Pero nada de eso puede provocar el olor. La ácida provocación a bajarse del Leyland. Uno mira la axila del chico de la musculosa. Un camiseta de Welcome en pleno Malvín, a esta altura del viaje. Un jovencito alto. Sus axilas peludas, sus piernas más peludas. Pero no. Uno se resiste a pensar que eso le provoca el olor.
Entonces mira a la señora gorda. Sus rollos cincuentenarios rodeados de una espesa tierra de feria, pegada a su piel con el sudor del mandado.
Y está el negro. Y toda nuestra hipocresía nos lleva a pensar que el negro no. Que no debemos discriminar, pues nuestra conciencia nos manda a eso.
Y está la rubia. Pero la rubia sólo puede tener olor a perfume, pues es hermosa, es rubia. Y el policía, dentro de ese traje hecho a la medida de cualquier tortura laboral, diseñado por algún ministro del interior que nunca va a saber lo que es ser primero, policía, y después trabajador.
Y estoy yo, con mi baño de seis de la mañana.
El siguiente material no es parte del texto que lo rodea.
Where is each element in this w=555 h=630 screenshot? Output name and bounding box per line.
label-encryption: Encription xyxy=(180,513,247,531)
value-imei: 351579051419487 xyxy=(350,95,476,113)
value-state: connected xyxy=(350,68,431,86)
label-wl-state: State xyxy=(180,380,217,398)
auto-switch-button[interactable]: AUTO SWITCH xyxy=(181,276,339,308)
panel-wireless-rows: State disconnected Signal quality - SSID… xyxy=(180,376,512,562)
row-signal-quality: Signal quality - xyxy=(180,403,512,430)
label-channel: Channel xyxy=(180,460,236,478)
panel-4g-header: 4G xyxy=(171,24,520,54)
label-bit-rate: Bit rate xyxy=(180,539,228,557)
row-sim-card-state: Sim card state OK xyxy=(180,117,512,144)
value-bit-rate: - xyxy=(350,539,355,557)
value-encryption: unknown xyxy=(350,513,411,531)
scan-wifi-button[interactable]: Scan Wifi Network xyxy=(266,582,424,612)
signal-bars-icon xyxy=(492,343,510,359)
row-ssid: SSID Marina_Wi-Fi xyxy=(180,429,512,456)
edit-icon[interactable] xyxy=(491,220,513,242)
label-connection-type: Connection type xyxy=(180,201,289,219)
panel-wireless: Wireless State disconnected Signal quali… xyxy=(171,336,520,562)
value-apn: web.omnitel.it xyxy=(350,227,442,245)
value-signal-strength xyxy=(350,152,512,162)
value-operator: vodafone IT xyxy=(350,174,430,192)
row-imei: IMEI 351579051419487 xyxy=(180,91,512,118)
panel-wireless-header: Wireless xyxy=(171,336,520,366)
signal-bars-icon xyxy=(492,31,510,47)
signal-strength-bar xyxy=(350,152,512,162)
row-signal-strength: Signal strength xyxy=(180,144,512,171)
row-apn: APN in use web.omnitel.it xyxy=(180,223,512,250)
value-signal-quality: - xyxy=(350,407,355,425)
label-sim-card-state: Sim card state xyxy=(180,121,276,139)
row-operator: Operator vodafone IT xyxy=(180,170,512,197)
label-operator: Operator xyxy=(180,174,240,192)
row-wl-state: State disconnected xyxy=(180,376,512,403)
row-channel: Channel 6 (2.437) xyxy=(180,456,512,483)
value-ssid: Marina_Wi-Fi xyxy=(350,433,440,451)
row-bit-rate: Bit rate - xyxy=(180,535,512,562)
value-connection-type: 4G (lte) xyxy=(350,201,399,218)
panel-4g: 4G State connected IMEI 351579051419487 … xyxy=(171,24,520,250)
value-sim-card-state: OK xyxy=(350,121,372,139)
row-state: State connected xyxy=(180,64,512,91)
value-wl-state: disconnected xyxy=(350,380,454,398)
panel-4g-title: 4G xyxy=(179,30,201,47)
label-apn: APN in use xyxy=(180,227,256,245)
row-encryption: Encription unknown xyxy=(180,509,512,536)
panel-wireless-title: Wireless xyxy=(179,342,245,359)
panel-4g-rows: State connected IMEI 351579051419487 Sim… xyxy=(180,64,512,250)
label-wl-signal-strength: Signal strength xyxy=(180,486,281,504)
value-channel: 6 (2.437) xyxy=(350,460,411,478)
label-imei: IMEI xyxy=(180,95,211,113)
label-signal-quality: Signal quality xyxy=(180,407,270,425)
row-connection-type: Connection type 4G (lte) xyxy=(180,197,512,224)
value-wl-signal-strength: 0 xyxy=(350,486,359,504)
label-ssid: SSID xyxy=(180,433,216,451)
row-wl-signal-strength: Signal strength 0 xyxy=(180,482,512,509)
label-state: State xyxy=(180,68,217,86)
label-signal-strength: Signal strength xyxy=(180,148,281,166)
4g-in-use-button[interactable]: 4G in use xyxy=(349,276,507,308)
Y mi perfume, mi desodorante.
Entonces nos miramos entre todos. Culpándonos. Mientras el guarda mira su último boleto, como interrogándolo sobre quien es el causante del olor. El que omitió el baño, y el desodorante. Y somos todos culpables, pero nos acusamos con la mirada unos a otros. Cuando baje el culpable, lo descubriremos. Carrasco, la próxima parada es la mía. Cuando baje en la parada y el ómnibus se aleje, miraré lo más que pueda para ver por la ventana, si alguna cara de satisfacción, me declara a mi culpable o no.